Scientists have found a soil bacteria that not only resists the toxic effects of antibiotics -- it makes a meal out of them.

Many bacteria can protect themselves from antibiotics by modifying the compounds to make them harmless or by pumping the compounds out of their cells entirely. And other bacteria in soil have been found capable of living off of pesticides and herbicides. But study author and Agri-Food Canada microbiology researcher Ed Topp thinks that his team's discovery is the first instance of a microbe that can both resist and consume antibiotics.

“I think it’s kind of a game changer in terms of how we think about our environment and antibiotic resistance,” he said in a statement Thurday.

To look at how long-term antibiotic exposure affects soil bacteria populations, Topp and his team treated plots of soil at an experimental farm in Canada with a mixture of three veterinary antibiotics: sulfamethazine, tylosin and chlortetracycline, which are commonly fed to pigs and other kinds of livestock. The treatment was applied once a year between 1999 and 2009.

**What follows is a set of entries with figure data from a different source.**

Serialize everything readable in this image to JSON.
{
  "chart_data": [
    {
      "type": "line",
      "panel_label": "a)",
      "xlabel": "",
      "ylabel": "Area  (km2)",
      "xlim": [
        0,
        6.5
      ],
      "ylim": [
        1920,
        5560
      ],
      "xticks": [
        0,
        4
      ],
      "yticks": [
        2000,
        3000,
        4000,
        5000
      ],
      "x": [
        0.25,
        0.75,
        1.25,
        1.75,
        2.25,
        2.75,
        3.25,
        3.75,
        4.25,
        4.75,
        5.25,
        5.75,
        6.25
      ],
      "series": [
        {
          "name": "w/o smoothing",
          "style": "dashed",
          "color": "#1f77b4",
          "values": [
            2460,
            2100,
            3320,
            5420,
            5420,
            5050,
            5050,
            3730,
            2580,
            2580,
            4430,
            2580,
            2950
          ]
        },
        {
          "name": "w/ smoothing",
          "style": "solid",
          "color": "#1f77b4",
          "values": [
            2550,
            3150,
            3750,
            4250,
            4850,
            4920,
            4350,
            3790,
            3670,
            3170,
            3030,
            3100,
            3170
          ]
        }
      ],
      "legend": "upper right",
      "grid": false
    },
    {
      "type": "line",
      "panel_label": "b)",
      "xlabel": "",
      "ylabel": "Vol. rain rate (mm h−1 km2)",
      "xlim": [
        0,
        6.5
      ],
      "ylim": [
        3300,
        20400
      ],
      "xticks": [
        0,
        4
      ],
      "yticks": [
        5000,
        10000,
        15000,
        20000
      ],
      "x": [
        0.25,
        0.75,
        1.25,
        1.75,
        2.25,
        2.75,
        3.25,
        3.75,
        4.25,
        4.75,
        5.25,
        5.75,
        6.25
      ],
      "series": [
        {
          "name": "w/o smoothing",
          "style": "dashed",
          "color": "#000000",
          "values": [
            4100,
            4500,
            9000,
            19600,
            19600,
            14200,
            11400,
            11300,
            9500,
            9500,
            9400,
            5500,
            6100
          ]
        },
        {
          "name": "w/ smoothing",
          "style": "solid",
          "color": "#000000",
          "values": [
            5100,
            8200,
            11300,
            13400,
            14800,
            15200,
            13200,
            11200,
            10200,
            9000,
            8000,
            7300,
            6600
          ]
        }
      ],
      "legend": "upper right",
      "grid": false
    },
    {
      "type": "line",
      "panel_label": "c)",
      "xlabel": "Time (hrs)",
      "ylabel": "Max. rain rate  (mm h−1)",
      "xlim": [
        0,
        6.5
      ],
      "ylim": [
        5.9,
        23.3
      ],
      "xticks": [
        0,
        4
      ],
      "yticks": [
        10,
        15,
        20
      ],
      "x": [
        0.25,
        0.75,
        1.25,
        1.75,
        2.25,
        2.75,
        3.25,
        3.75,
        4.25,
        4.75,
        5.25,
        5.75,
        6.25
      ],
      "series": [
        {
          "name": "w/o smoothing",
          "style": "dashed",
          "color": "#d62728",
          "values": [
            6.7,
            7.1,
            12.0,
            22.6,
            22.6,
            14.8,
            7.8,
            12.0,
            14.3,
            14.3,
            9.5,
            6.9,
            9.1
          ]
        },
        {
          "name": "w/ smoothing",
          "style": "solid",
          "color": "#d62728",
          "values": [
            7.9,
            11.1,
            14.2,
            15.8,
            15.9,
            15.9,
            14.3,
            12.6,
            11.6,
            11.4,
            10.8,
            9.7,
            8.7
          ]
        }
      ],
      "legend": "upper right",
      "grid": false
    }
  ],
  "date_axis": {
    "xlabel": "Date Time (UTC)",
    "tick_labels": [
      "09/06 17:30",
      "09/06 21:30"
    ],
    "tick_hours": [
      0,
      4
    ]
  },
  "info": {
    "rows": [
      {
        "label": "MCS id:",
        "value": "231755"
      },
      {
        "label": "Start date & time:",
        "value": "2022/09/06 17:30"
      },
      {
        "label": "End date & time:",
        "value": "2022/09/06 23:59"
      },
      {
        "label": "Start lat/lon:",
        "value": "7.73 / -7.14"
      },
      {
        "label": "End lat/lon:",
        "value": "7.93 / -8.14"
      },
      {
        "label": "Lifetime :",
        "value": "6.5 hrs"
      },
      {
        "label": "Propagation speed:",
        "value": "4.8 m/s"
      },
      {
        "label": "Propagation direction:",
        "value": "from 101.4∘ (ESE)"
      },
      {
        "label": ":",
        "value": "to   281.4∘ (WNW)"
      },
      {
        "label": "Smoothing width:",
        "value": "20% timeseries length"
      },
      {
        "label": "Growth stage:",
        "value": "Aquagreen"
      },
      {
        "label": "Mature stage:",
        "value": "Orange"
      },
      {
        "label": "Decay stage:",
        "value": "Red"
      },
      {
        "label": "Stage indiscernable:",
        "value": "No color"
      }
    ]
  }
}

As detailed in their new paper in the Journal of Environmental Quality, the researchers were surprised to see that antibiotics were degrading much faster in plots that had been treated for long periods of time than in fresh plots that had not been previously dosed with drugs. They also saw that sulfamethazine, in particular, was disappearing five times faster than the other antibiotics.

Topp and his team looked through the treated plots with a very fine tooth comb, so to speak, and found a new strain of a bacteria belonging to the microbacterium family, a kind of microbe that's very common in soil. The new bug was breaking down the sulfamethazine and feasting on the nitrogen and carbon bits.

As Darwin might have predicted, long-term exposure to the antibiotics meant that the bugs that could tolerate the compounds were more likely to survive than their weaker brethren. Over years and many generations, antibiotic-digesting bacteria would be able to dominate in that chemical-soaked environment.

In one respect, the evolution of antibiotic-eating bacteria could be seen as a good thing, as it means that the drugs in agricultural runoff will be broken down naturally and not linger in the environment for very long. That could mean that farmers could argue that agricultural antibiotics are having less of an impact on the environment in the long term. Enterprising biotech companies could also possibly engineer bacteria to clean up the runoff from treated livestock.

But don't start feeling better about your factory-farmed meat just yet.

Bacteria are notorious for swapping genes with each other through a process called horizontal gene transfer. Genes can migrate from one bacteria to another through several avenues -- they can be passed along by viruses, absorbed directly through a process called transformation or exchanged through connections in a copulation-like technique called bacterial conjugation.

So just because the antibiotic-eating trait is limited to soil bacteria right now, there's no reason that it couldn't migrate to a more threatening microbe.

“A reservoir of antibiotic resistance genes in the environment that is made larger through contamination with agricultural wastes may represent an enhanced threat to human health,” the authors warn.

SOURCE: Topp et al. “Accelerated Biodegredation of Veterinary Antibiotics in Agricultural Soil following Long-Term Exposure, and Isolation of a Sulfamethazine-degrading Microbacterium sp.” Journal of Environmental Quality published online 6 December 2012.